Greg Grunberg: And a lot of those people are the ones who don't tell anybody. My son for example: he's not seizure-free, but he, along with a lot of people – you just don't know they have epilepsy. They're a normal part of a workplace, so what rights do people who are working in companies have?
Sandy: First of all, it's very important that everybody with epilepsy know that the ADA – the Americans with Disabilities Act – covers people with epilepsy and seizure disorders. Which means, you do have employment rights not to be discriminated against because you have a condition like epilepsy. As long as you can do the essential functions of the job, you can't automatically say a person with epilepsy can't do "x" job. You have to really look at the essential functions. So that's really important. The accommodation has to be reasonable, not unduly hard on the company, again a factual question, then under the ADA any employer that has more than 15 employees is bound by the law to offer a reasonable accommodation.
Greg: I'll give you an example of one that I know of, which is, if you have epilepsy, sometimes you have a hard time getting to work at 6 a.m. I mean, you need sleep. Sleep is important. A nap could be possibly important. So that might just be a case like, "Is there somewhere I can just rest my head, for 15 minutes?" For Jake, it's a HUGE difference if he has a nap during the day or not.
Sandy: And that's what the ADA is talking about as well, and it's just a question of negotiating with the employer over those kinds of details.

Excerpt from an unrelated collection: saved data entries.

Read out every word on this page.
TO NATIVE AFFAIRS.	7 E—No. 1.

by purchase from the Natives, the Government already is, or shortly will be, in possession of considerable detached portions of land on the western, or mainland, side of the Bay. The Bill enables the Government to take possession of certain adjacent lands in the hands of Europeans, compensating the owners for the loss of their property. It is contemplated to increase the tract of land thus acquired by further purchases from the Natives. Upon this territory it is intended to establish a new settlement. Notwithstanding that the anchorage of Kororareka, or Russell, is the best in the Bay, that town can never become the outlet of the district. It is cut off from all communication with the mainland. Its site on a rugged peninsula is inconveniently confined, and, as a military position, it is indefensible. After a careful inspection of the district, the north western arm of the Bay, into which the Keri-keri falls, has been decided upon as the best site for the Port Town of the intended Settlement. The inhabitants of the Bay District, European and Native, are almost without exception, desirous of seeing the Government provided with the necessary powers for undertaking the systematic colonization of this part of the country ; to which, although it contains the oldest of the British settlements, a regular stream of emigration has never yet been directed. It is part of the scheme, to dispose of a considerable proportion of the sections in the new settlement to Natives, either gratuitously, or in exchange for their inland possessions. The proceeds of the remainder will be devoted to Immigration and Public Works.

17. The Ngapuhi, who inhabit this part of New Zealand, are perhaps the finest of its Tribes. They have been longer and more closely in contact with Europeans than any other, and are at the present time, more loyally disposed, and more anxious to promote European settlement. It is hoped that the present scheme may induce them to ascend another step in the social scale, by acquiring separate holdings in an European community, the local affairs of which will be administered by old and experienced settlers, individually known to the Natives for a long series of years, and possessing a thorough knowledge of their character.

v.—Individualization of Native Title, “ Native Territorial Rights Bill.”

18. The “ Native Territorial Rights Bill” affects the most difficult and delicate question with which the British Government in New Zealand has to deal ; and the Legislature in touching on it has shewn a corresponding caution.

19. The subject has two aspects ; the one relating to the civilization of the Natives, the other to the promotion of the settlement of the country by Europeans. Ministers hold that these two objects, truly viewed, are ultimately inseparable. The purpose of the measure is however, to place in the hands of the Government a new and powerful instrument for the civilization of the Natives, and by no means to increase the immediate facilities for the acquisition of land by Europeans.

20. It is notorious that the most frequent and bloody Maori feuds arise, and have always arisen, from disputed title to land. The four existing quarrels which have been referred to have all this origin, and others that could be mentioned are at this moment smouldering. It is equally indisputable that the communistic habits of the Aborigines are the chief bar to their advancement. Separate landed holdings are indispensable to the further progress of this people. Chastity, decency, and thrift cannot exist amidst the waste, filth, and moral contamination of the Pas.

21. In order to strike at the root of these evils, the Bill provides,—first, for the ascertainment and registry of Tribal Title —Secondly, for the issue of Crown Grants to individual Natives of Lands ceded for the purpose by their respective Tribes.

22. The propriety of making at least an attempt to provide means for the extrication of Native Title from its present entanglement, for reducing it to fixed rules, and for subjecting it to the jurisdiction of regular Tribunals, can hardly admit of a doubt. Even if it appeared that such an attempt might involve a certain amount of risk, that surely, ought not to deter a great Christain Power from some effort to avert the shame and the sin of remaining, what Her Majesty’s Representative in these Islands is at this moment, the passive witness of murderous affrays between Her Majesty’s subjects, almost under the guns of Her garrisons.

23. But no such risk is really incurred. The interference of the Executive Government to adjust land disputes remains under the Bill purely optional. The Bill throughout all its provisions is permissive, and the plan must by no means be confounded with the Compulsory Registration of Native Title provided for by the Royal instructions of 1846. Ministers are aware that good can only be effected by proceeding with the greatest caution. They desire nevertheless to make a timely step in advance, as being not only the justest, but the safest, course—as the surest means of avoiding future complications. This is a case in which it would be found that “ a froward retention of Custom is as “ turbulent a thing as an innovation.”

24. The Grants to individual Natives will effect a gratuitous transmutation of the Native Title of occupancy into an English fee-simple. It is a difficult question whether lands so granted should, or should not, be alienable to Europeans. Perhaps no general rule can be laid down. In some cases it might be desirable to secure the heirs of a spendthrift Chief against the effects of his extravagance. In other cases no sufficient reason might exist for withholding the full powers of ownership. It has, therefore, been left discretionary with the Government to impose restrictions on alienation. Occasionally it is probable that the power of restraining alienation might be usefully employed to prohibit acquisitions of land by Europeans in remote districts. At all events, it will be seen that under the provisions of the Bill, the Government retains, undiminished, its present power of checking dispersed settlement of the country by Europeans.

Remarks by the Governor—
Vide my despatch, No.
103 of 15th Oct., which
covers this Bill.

So in order to do that, you then would have to reveal to the employer that you have a disability, and that you require – or you would like – a specific accommodation.
Greg: And does that go on a permanent record somewhere, once that you reveal it…?
Sandy: Well, I'd say "permanent record" is a hard question to answer, but certain the employer and HR might know that, but they're supposed to separate those details from the rest of the workplace, unless your supervisor needs to know. And that's also a safety factor; we know that many people don't tell their employer that they have epilepsy… until they're actually on the job and working… and it's a very personal decision for some people to make. There can be consequences that are negative if you tell, so people wait and see… "Do I really need to tell? Is now the time?" I think it's a very good idea to let somebody else in the workplace know that, if you have a seizure, this is what you should do.